AsianInvesterAsianInvester

Chinese insurers lag global peers on fossil fuel policies

European insurers lead the industry in having insurance and investment policies put in place to limit exposure to fossil fuels, while US and Asian firms received bottom scores.
Chinese insurers lag global peers on fossil fuel policies

Chinese insurers continue to provide insurance for fossil fuel projects and lack investment exclusion policies in the sector, compared with its Asian and European peers, a scorecard published by the Insure Our Future campaign has revealed.

Sinosure and the People’s Insurance Company of China (PICC) do not have restrictions on fossil fuel investments put in place, nor do they have restrictions on underwriting fossil fuels, the report published on Wednesday (November 2) found.

Ping An does have restrictions on coal, but “lax conditions allow it to continue insuring most projects, indicated by its near last ranking of 21st on underwriting with a score of 0.3/10,” the global coalition wrote in a statement.

Sinosure, PICC and Ping An could not be contacted for comment.

“President Xi has announced that China will no longer build any overseas coal plants, and so we don't expect that Chinese insurance companies will underwrite any further coal projects overseas.
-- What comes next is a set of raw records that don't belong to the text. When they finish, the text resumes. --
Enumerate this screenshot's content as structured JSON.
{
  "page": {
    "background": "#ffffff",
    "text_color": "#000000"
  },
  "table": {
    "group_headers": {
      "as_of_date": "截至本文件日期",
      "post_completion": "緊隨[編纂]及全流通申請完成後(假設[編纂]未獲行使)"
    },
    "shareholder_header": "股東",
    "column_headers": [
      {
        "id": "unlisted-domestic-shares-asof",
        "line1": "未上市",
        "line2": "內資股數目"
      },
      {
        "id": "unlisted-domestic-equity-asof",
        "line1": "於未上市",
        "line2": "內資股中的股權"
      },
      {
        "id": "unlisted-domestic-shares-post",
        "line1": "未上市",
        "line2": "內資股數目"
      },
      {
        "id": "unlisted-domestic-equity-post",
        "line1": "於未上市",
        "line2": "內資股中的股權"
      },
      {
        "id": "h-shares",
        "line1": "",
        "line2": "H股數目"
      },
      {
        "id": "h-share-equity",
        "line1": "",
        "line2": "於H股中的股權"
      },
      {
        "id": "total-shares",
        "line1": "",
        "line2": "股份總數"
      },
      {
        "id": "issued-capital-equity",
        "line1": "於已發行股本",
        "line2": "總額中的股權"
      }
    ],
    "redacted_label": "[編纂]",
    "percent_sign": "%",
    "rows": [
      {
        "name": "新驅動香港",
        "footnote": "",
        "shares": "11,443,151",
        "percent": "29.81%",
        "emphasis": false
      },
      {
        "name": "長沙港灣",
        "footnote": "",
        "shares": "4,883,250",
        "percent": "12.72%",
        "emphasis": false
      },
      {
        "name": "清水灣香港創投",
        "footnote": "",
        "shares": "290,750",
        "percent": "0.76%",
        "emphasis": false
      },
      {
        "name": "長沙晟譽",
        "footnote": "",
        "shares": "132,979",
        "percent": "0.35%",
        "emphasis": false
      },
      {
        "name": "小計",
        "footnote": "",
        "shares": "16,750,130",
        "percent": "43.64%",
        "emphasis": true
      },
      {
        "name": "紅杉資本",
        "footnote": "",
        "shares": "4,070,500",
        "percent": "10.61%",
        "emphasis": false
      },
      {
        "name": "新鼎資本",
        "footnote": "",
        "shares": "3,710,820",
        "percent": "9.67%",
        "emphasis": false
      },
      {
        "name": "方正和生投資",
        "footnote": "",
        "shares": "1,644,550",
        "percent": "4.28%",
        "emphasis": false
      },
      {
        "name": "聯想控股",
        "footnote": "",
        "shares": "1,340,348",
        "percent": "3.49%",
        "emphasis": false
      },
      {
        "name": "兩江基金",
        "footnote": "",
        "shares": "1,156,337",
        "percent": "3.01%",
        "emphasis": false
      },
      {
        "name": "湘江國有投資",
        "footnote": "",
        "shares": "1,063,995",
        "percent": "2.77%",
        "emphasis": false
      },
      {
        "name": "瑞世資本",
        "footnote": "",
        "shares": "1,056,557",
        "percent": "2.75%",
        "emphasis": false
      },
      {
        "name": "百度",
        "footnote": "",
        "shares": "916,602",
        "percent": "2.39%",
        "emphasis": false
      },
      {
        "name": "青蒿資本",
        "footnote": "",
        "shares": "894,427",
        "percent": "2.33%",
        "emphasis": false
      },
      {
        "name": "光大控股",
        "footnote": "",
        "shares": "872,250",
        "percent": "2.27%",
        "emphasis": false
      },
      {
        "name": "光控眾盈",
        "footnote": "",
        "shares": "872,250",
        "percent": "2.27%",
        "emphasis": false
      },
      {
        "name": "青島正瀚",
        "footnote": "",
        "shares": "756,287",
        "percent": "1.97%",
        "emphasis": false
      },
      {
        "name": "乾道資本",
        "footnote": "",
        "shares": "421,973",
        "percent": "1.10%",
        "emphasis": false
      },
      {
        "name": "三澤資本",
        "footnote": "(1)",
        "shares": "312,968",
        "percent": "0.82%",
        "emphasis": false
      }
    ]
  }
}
While this is positive, the UN's 2020 Production Gap report has found that we also need to reduce the use of existing coal by 11% per year for a chance to limit global warming to 1.5 degrees Celsius,” Peter Bosshard, director at non-profit The Sunrise Project, which is part of the coalition, told AsianInvestor.

“Insurance companies around the world, including in China, should reduce their underwriting of existing coal operations accordingly and expand their support for renewable energy projects instead,” he added.

The production of oil, coal and gas must be reduced by 6% over the next 10 years to limit global warming to 1.5 degrees Celsius, the report wrote. But the current rate of production is estimated to grow 2% annually.

“Insurers, as society’s risk managers, have a responsibility to actively support global action to avoid climate breakdown, and the power to drive the transition to a low-carbon economy. Without insurance most new fossil fuel projects cannot go ahead and existing ones must close,” the report wrote.

Within Asia, the scorecard also looked at Japanese insurers and found that Tokio Marine had ended cover for coal power plants and mines while MS&AD ended cover for plants only, putting them ahead of most US insurers, albeit behind European ones.

“Samsung Fire & Marine was the first Asian insurer to announce limited restrictions on insuring and investing in coal with a policy that still outclasses most U.S. insurers. It ranks 17th for underwriting (scoring 0.9/10), but it has been overtaken by regional rival Tokio Marine which ranks 16th for underwriting (scoring 1.2/10),” the report wrote.

European insurers trended towards the top of the list, which Bosshard said was not a surprise.

“In Europe, customers, employees and the public at large are expecting insurance companies to be part of the solution on climate change and so it is no surprise that European insurers have led the insurance industry's shift away from coal,” he said.

“Many US insurers are still trying to maximise short-term profits at the cost of the society within they operate, while many Asian insurers hesitate to take climate action before their governments have done the same,” he said.

Generally, however, the insurers still have some ways to go. None of the insurers scored above 5 out of 10 for fossil fuel insurance and other climate leadership. Under fossil fuel divestment, only AXA scored above 5 – on Friday (October 29), the French insurer extended its oil and gas exclusions to include new greenfield explorations and other “unconventional” projects.

Generali and Suncorp are the only two insurers who have stopped providing insurance for new oil and gas projects, according to the report, which urges insurers to also engage with customers on clean energy transition.

“Such engagement must be time-bound however. If insurers (and shareholders) don't see a sufficient response from fossil fuel companies after two years of engagement, they should stop supporting a business that fuels the climate crisis,” Bosshard said.

“A rapid transition away from coal and other fossil fuels will undoubtedly impact the workers and communities that have so far depended on these industries. They will need to be supported through retraining and other efforts in a just transition program. The longer we wait with phasing out coal and other fossil fuels, the more rapid and painful the transition will have to be, so it is best to move forward with this transition without delay,” he said.